Shukla Hem D, Dukic Tijana, Roy Sanjit, Bhandary Binny, Gerry Andrew, Poirier Yannick, Lamichhane Narottam, Molitoris Jason, Carrier France, Banerjee Aditi, Regine William F, Polf Jerimy C
Division of Translational Radiation Sciences, Department of Radiation Oncology, University of Maryland, School of Medicine, Baltimore, MD, United States.
Division of Medical Physics, Department of Radiation Oncology, University of Maryland, School of Medicine, Baltimore, MD, United States.
Front Oncol. 2023 Jan 12;12:1072774. doi: 10.3389/fonc.2022.1072774. eCollection 2022.
Pancreatic cancer (PC) is the fourth leading cause of cancer death in both men and women. The standard of care for patients with locally advanced PC of chemotherapy, stereotactic radiotherapy (RT), or chemo-radiation-therapy has shown highly variable and limited success rates. However, three-dimensional (3D) Pancreatic tumor organoids (PTOs) have shown promise to study tumor response to drugs, and emerging treatments under conditions. We investigated the potential for using 3D organoids to evaluate the precise radiation and drug dose responses of PC tumors.
PTOs were created from mouse pancreatic tumor tissues, and their microenvironment was compared to that of tumors using immunohistochemical and immunofluorescence staining. The organoids and PC tumors were treated with fractionated X-ray RT, 3-bromopyruvate (3BP) anti-tumor drug, and combination of 3BP + fractionated RT.
Pancreatic tumor organoids (PTOs) exhibited a similar fibrotic microenvironment and molecular response (as seen by apoptosis biomarker expression) as tumors. Untreated tumor organoids and tumor both exhibited proliferative growth of 6 folds the original size after 10 days, whereas no growth was seen for organoids and tumors treated with 8 (Gray) Gy of fractionated RT. Tumor organoids showed reduced growth rates of 3.2x and 1.8x when treated with 4 and 6 Gy fractionated RT, respectively. Interestingly, combination of 100 µM of 3BP + 4 Gy of RT showed pronounced growth inhibition as compared to 3-BP alone or 4 Gy of radiation alone.
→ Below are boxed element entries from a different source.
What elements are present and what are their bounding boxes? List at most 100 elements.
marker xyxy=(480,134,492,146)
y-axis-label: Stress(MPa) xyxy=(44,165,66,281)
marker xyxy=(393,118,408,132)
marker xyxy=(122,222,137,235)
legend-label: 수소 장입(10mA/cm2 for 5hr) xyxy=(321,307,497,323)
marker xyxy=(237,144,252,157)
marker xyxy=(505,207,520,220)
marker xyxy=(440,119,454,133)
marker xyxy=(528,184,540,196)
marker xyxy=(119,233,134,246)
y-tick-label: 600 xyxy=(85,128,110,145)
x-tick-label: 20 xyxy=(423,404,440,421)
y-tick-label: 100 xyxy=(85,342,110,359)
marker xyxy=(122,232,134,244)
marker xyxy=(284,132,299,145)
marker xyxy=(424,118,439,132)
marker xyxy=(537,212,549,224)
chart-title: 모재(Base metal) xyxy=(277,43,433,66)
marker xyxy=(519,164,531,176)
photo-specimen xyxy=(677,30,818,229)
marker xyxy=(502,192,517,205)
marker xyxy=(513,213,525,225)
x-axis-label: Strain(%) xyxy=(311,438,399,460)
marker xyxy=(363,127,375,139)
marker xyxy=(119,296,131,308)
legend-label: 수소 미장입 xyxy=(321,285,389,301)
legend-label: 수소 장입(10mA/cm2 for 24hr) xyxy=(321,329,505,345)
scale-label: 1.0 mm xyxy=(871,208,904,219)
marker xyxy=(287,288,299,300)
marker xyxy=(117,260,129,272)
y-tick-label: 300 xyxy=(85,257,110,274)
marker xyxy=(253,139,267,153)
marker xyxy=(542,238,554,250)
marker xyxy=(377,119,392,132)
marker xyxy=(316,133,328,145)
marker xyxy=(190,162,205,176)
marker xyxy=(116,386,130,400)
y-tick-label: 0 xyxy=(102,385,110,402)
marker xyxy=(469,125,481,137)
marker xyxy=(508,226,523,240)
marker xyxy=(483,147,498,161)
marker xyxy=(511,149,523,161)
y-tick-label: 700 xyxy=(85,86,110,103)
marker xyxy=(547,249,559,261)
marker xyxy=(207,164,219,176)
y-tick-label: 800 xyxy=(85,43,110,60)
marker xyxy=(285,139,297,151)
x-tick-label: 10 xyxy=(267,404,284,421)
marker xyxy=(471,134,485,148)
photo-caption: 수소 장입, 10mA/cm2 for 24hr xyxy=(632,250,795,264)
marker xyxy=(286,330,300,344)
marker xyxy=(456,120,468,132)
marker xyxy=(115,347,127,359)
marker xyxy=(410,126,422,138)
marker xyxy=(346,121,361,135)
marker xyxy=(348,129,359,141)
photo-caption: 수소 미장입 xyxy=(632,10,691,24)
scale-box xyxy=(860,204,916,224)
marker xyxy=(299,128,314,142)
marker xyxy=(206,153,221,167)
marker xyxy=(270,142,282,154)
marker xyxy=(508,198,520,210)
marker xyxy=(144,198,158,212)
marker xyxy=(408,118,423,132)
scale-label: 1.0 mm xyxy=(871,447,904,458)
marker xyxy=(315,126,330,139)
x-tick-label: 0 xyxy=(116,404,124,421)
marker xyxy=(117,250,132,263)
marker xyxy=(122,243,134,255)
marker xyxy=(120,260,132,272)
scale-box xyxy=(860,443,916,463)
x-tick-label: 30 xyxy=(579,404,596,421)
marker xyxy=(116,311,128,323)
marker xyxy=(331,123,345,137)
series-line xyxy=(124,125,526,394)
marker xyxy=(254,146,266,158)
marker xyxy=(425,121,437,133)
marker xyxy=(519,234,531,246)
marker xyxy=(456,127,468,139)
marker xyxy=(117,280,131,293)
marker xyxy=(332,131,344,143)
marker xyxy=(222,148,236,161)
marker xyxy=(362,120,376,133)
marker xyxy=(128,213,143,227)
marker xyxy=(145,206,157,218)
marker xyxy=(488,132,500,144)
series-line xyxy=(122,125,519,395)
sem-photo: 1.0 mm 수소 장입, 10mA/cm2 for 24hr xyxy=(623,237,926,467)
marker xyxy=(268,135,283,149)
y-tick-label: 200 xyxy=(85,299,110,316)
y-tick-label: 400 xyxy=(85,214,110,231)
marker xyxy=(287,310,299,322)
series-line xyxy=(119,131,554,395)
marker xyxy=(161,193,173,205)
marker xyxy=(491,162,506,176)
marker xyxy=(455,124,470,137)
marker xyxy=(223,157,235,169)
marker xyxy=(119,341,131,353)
Further, positive identification of SOX2, SOX10 and TGFβ indicated presence of cancer stem cells in tumor organoids which might have some role in resistance to therapies in pancreatic cancer.
PTOs produced a similar microenvironment and exhibited similar growth characteristics as tumors following treatment, indicating their potential for predicting tumor sensitivity and response to RT and combined chemo-RT treatments.
胰腺癌(PC)是男性和女性癌症死亡的第四大主要原因。对于局部晚期胰腺癌患者,化疗、立体定向放射治疗(RT)或放化疗的标准治疗方案显示出成功率高度可变且有限。然而,三维(3D)胰腺肿瘤类器官(PTOs)已显示出在研究肿瘤对药物的反应以及在特定条件下新兴治疗方法方面的潜力。我们研究了使用3D类器官评估PC肿瘤精确辐射和药物剂量反应的潜力。
从小鼠胰腺肿瘤组织中创建PTOs,并使用免疫组织化学和免疫荧光染色将其微环境与肿瘤的微环境进行比较。类器官和PC肿瘤分别接受分次X射线RT、3-溴丙酮酸(3BP)抗肿瘤药物以及3BP+分次RT的联合治疗。
胰腺肿瘤类器官(PTOs)表现出与肿瘤相似的纤维化微环境和分子反应(通过凋亡生物标志物表达观察)。未经治疗的肿瘤类器官和肿瘤在10天后均表现出增殖性生长,大小增加至原来的6倍,而接受8(格雷)Gy分次RT治疗的类器官和肿瘤均未出现生长。当分别接受4 Gy和6 Gy分次RT治疗时,肿瘤类器官的生长速率分别降低了3.2倍和1.8倍。有趣的是,与单独使用3-BP或单独使用4 Gy辐射相比,100 μM的3BP + 4 Gy的RT联合治疗显示出明显的生长抑制作用。此外,SOX2、SOX10和TGFβ的阳性鉴定表明肿瘤类器官中存在癌症干细胞,这可能在胰腺癌对治疗的抗性中起一定作用。
PTOs产生了与肿瘤相似的微环境,并在治疗后表现出与肿瘤相似的生长特征,表明它们在预测肿瘤对RT和联合放化疗治疗的敏感性和反应方面具有潜力。